Riley Begin: The commission is to take over that duty from the state Legislature, which traditionally approved political boundaries in Michigan by a simple majority vote. That put voting boundaries in the hands of whichever political party held the majority, which was criticized for producing irregular voting districts that provided an advantage to that party.

Begin is oversimplifying how gerrymandering works. To successfully gerrymander in Michigan, at a minimum, a political party must have control of both legislative houses, the governor seat and the Michigan Supreme Court. Any of these entities could have derailed gerrymandering decisions in both 2001 and 2011; none did because these check and balance entities were all controlled by Republicans. You won't find another year ending in "1", a redistricting year, where this was the case in Michigan. I'm certain Democrats would have loved to gerrymander, but they haven't had the opportunity in Michigan. Even if they had, Dems would have botched it; they aren't very good at rigging elections.

Republicans had other gerrymandering advantages in both 2001 and especially in 2011. They had very good computer programs and data that allowed them to very scientifically gerrymander voting districts. Republicans had a gerrymandering glitch to overcome in 2001, the Michigan AG (Granholm) wasn't a Republican.
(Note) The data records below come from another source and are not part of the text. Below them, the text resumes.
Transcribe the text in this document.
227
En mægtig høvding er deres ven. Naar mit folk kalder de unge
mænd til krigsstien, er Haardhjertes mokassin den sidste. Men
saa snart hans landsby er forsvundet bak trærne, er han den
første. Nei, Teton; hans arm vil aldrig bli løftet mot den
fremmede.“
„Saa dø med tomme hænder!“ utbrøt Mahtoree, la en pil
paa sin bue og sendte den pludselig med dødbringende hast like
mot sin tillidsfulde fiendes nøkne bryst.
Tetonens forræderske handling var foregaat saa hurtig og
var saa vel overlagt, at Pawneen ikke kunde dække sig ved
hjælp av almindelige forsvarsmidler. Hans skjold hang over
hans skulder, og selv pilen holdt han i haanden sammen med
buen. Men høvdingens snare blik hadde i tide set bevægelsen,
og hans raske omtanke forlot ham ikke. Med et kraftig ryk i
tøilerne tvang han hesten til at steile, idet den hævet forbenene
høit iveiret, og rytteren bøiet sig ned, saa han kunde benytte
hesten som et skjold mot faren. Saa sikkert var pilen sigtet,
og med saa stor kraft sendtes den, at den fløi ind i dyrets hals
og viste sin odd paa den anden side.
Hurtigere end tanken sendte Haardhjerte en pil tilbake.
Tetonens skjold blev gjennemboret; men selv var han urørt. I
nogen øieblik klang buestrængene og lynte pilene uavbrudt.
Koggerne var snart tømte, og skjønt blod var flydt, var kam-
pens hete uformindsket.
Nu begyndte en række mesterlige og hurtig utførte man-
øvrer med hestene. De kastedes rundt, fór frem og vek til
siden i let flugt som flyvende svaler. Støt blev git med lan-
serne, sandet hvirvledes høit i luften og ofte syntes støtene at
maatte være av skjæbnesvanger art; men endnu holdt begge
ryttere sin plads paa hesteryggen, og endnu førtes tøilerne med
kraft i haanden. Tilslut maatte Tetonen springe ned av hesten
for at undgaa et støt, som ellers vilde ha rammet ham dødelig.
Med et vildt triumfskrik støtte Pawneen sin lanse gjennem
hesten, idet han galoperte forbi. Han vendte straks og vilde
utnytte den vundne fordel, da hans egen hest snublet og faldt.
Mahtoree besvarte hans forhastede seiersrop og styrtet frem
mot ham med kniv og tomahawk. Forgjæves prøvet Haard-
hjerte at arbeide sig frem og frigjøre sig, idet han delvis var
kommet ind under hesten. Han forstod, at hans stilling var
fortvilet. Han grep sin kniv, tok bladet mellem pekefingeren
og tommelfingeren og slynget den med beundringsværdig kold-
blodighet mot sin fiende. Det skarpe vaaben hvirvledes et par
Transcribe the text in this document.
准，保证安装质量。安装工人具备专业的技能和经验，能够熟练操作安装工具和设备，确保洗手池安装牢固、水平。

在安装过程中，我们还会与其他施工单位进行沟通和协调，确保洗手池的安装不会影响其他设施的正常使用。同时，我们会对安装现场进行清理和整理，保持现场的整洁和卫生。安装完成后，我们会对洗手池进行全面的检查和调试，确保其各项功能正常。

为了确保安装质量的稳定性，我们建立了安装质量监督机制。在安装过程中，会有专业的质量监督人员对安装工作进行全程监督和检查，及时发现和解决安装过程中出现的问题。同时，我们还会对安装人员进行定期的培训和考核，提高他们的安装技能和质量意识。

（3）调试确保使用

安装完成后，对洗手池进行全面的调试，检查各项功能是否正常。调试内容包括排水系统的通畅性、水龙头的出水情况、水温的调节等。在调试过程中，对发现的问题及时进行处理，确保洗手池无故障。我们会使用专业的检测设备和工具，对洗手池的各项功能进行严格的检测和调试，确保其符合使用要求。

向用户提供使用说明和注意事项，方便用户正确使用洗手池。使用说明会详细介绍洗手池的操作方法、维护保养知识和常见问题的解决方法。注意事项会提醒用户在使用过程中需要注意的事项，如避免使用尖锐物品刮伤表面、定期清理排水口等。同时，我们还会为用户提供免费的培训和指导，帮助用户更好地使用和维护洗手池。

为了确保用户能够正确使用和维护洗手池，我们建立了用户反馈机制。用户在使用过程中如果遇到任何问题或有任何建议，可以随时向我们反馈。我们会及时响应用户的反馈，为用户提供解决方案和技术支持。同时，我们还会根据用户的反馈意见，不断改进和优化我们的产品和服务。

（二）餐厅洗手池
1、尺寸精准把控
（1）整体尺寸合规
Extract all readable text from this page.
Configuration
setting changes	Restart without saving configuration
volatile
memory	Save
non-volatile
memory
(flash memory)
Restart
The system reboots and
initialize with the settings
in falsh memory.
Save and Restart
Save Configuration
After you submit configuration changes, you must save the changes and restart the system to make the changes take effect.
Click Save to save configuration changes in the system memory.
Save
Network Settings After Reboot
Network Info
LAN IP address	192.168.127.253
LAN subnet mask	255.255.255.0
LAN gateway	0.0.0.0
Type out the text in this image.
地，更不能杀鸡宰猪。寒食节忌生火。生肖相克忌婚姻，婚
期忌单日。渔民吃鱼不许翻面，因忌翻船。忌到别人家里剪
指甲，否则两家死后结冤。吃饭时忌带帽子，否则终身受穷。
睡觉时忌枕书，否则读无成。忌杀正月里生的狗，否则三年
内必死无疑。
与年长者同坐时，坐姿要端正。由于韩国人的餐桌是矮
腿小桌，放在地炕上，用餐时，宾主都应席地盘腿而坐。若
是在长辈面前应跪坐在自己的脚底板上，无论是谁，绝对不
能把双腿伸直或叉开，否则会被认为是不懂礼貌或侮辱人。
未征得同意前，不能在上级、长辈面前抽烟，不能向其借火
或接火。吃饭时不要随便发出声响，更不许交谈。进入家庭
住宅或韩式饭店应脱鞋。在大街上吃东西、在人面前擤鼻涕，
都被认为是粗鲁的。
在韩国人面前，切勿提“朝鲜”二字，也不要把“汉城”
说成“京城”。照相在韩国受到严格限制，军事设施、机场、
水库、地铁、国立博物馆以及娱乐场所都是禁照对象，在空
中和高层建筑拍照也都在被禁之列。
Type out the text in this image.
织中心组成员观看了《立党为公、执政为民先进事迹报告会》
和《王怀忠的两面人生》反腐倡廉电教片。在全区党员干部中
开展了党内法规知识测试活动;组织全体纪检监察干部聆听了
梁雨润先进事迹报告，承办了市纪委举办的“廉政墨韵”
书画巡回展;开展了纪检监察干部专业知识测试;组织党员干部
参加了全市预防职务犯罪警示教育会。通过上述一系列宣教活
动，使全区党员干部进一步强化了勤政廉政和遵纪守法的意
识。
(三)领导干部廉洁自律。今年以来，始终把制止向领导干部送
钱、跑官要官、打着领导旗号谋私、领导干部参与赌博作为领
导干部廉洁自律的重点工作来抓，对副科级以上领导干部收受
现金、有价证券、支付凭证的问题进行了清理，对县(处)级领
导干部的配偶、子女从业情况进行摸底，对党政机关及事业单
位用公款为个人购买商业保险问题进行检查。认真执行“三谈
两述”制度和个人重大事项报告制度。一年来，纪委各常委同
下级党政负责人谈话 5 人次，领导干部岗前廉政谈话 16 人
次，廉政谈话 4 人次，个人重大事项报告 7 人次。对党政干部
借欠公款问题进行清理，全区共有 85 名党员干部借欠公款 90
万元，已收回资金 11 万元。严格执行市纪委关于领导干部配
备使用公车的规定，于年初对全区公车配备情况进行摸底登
In 2011, however, Republicans held both the SOS office and AG office and there was no elected official that could have challenged their gerrymandering effort.

2001 and 2011 were the only years in all of Michigan history when the checks and balances aligned perfectly for successful gerrymandering.

Anonymous
Wed, 07/08/2020 - 3:56pm

Maybe the answer was to get rid of the simple majority rule and change it to 2/3 majority. That way both sides would have more input into drawing the lines. Anyhow, looking forward to the change and more fair representation.